What my family accomplished in depriving the rock cycle of thousands of pounds of sediment, we matched with the gallons of water we used to put that sand into the sewer system. My kids had more showers in a week than they usually have in a month. Water, I would suggest, is the method of inquiry that cleans away debris and sets the underlying form free. It is the questions and soul-searching, the logistical headaches and tedium of minute details, and the deliberations in prayer and pondering that wash away the doubts, the unknowns, and the superfluous concerns that arise while guiding a dream into its living form.

The wind of persistence abates at times and goes into overdrive at others. It is the creative force, the passion for transforming an embryonic future into a vibrant present. But wind can create confusion by burying obstacles in mountains of sand or battering once-obvious landmarks into faded tatters. The persistence of passion and creativity serves a dream well when it yields to patience and waiting as well. Wind can accomplish so much, but sometimes the most welcome thing about it is its absence.

Many moments of my day revolve around my children as I refrain from my creative streams and home management long enough to just be with them in their playtime, in their questions, and in their animated narration of the days’ events so far. It’s amazing how much can happen between bed departure and breakfast arrival. I haven’t even found my brain yet, and they’ve already found enough turbulence to shake a few of my screws loose.

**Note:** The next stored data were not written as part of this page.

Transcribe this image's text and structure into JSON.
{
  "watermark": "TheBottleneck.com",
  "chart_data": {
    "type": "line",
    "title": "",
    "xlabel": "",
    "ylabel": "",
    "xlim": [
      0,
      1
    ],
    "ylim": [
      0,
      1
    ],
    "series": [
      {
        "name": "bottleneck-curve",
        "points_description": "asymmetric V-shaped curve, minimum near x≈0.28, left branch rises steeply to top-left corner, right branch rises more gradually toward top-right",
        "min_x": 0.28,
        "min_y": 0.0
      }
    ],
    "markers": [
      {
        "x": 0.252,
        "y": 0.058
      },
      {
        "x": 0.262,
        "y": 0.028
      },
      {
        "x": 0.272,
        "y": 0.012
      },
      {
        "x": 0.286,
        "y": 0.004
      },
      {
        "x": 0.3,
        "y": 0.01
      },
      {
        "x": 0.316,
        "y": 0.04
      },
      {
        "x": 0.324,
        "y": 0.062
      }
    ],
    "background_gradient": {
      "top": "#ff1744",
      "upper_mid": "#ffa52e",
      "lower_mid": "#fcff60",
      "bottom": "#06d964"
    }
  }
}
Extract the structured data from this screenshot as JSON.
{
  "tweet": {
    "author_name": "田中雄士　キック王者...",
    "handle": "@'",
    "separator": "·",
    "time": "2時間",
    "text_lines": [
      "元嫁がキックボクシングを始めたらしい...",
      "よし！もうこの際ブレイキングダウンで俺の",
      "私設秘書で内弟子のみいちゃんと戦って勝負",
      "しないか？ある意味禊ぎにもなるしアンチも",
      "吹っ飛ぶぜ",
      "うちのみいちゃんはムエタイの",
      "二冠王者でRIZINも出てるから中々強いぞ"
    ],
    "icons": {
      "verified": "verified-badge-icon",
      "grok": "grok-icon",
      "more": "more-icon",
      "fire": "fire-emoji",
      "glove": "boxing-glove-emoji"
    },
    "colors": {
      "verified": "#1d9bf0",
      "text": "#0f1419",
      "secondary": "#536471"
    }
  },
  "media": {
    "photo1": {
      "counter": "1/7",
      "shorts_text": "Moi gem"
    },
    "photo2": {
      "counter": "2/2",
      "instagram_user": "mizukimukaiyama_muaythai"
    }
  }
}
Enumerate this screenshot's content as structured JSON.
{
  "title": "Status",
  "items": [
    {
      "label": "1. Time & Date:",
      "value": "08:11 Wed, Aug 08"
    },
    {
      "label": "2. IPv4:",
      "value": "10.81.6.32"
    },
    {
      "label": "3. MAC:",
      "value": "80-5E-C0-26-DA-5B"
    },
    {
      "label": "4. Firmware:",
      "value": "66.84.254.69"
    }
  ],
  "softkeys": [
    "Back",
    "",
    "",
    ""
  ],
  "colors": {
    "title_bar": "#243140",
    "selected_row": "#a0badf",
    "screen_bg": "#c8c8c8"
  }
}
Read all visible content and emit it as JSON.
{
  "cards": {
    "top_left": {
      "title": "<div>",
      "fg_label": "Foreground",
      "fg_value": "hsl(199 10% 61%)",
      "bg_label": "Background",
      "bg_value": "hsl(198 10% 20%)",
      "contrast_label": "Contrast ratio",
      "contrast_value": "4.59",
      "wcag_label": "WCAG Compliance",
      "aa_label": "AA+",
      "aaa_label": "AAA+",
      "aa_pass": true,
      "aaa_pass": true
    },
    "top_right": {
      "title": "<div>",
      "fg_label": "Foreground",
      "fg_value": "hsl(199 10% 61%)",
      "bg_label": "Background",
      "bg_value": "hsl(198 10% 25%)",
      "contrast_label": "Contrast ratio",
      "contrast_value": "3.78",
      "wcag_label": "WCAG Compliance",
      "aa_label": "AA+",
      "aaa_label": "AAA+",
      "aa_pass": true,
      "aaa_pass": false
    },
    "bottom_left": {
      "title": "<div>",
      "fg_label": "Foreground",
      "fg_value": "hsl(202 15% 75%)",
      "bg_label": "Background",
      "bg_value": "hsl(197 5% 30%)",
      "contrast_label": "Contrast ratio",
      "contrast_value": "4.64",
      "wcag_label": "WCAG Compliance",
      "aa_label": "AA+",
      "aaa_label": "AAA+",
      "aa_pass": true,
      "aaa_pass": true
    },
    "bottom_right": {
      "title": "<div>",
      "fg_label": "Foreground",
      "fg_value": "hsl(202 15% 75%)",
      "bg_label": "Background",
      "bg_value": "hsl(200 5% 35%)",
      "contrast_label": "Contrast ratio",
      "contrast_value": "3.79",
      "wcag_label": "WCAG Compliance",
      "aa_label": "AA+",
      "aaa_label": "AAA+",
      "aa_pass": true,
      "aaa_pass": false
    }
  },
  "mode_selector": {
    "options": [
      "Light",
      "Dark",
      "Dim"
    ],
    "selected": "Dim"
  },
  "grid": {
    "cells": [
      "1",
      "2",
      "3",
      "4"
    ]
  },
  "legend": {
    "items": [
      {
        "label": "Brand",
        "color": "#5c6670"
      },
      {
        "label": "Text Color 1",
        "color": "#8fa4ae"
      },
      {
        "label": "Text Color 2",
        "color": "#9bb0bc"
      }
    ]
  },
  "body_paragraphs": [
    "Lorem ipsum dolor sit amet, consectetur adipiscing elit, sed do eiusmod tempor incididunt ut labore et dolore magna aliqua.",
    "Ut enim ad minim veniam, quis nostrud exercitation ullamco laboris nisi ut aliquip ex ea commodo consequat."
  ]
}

By the time I’m helping pour the milk, I see red lights flashing and want to text, “MAY DAY, MAY DAY! We’re going down!” to my husband.

I love the song whose lyrics I raided for this post’s title. My sister, my twin sister, of all people! told me she doesn’t usually click on the hyperlinked text in my blog posts. So this time I am including the words to this American Tune.

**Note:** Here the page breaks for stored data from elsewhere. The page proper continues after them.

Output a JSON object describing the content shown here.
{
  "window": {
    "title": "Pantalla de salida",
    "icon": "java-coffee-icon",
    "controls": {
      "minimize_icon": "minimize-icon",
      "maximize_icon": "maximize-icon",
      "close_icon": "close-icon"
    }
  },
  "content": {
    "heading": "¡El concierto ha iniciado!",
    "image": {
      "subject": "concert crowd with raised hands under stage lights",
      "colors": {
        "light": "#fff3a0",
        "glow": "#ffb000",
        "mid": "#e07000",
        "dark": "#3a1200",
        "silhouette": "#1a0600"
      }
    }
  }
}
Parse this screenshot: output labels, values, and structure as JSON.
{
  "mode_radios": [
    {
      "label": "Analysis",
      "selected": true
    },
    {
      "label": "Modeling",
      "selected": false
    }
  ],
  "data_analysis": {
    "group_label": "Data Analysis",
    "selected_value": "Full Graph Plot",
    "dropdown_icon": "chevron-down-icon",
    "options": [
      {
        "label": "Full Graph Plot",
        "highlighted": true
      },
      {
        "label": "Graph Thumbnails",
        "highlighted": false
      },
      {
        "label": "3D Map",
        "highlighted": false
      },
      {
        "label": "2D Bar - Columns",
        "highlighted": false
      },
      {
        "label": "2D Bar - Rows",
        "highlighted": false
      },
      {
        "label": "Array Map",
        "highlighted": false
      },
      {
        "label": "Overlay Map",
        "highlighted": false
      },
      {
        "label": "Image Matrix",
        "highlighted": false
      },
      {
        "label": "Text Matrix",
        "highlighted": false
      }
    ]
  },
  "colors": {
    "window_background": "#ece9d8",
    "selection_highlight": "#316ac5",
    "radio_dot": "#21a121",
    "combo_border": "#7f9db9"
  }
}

Many’s the time I’ve been mistaken
And many times confused
Yes, and I’ve often felt forsaken
And certainly misused
Oh, but I’m all right, I’m all right
I’m just weary to my bones
Still, you don’t expect to be
Bright and bon vivant
So far away from home, so far away from home

I don’t know a soul who’s not been battered
I don’t have a friend who feels at ease
I don’t know a dream that’s not been shattered
Or driven to its knees
Oh, but it’s all right, it’s all right
For [we] lived so well so long
Still, when I think of the road
We’re traveling on
I wonder what went wrong
I can’t help it, I wonder what’s gone wrong

And I dreamed I was dying
I dreamed that my soul rose unexpectedly
And looking back down at me
Smiled reassuringly
And I dreamed I was flying
And high [up] above my eyes could clearly see
The Statue of Liberty
Sailing away to sea
And I dreamed I was flying

Oh, we come on the ship they call the Mayflower
We come on the ship that sailed the moon
We come in the age’s most uncertain hour
And sing an American tune
Oh, it’s all right, it’s all right
It’s all right, it’s all right
You can’t be forever blessed
Still, tomorrow’s going to be another working day
And I’m trying to get some rest
That’s all I’m trying to get some rest

My husband lies next to me trying to get some rest. In eight hours, he returns to work following a week of vacation and two weeks of a very flexible work schedule wherein he packed and moved our belongings betwixt work calls and online meetings. We both believe we can be forever blessed even if some of the blessings feel like being battered, shattered, and driven to our knees. Our ultimate dream is to be made into what the Lord sees in us, even if that means abandoning the dream we envisioned for ourselves and our family. The fiery furnace of affliction, like the earth’s core, may be preparing us for a more lasting design. So as we work with a master sculptor to reveal and refine his vision of us, we will brush a little sand off of the old American dream we’ve unfurled and look forward to another working day until we know we’re home.